Researchers noted that clinicians should not assume patients with normal metabolic parameters at baseline are at low risk.

“Our findings demonstrate that the trajectory of adverse changes among several important contributors to [metabolic syndrome] is established within 2 [weeks to] 4 weeks, which suggests that most clinical guidelines put insufficient emphasis on ongoing, early-stage monitoring,” Yamin Zhang, PhD, of the Mental Health Center and Psychiatric Laboratory at West China Hospital of Sichuan University, and colleagues wrote. “Guidelines that recommend that frequency of monitoring for [metabolic syndrome] should be dependent on the presence of abnormal metabolic parameters observed at baseline require revision.”

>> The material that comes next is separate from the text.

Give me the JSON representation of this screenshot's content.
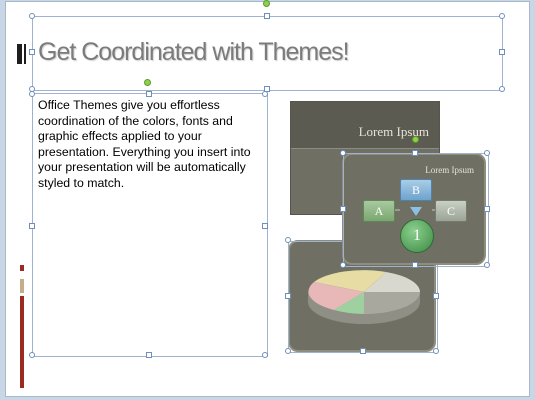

Patients with schizophrenia, particularly those who are treated with drugs, have significantly higher prevalence of metabolic syndrome than both drug-naive and first-episode patients. Zhang and colleagues noted this indicates that antipsychotic medication contributes to risk for metabolic syndrome. Prior retrospective studies demonstrated differing risks for metabolic syndrome liability with the use of various antipsychotics. As secondary prevention, researchers have recommended regular monitoring of metabolic measurements following antipsychotic treatment initiation; however, current guidelines do not clearly specify frequency of metabolic syndrome monitoring.

The researchers aimed to compare longitudinal metabolic effects of seven antipsychotics. These effects included BMI, glucose, blood pressure, triglycerides, waist circumference, high-density lipoprotein cholesterol (HDL-C) and low-density lipoprotein cholesterol (LDL-C). Further, they sought to investigate metabolic syndrome risk factors and to make recommendations on frequency and timing of monitoring metabolic measurements.

Zhang and colleagues analyzed complete data of 2,550 patients with schizophrenia, of whom 718 were drug-naive, among 32 hospitals across China. They randomly assigned patients to seven groups, which they assessed at baseline, 2 weeks, 4 weeks and 6 weeks. They used linear mixed-effect models to assess changes of metabolic measures over time and multivariable logistic regression analysis to investigate metabolic syndrome risk factors.

The researchers reported significant changes for BMI, waist circumference, triglycerides and LDL-C, with LDL-C and triglycerides reaching a plateau. They observed interactions between changes over time and baseline metabolic condition for BMI (P < .001), waist circumference (P < .001), systolic blood pressure, (P = .002), glucose (P = .01) and triglycerides (P = .01). Patients initially screened as metabolically normal generally exhibited greater adverse effects. Further, the researchers found that antipsychotics resulted in differing risk for incident metabolic syndrome after controlling for other associated factors, with a similar pattern to findings among other drugs:

  • olanzapine (OR = 3.36; 95% CI, 1.73-6.85);
  • quetiapine (OR = 3.29; 95% CI, 1.76-6.49);
  • perphenazine (OR = 2.73; 95% CI, 1.31-5.79);
  • risperidone (OR = 2.21; 95% CI, 1.16-4.43);
  • aripiprazole (OR = 1.74; 95% CI, 0.83-3.74);
  • haloperidol (OR = 1.75; 95% CI, (0.37-4.29); and
  • ziprasidone (OR = 1; reference

“Because of the dramatic changes that can be observed within a relatively short time among patients who are initially screened as metabolically normal, equivalent care should be given to all patients,” the researchers wrote. – by Joe Gramigna

Disclosures: The authors report no relevant financial disclosures.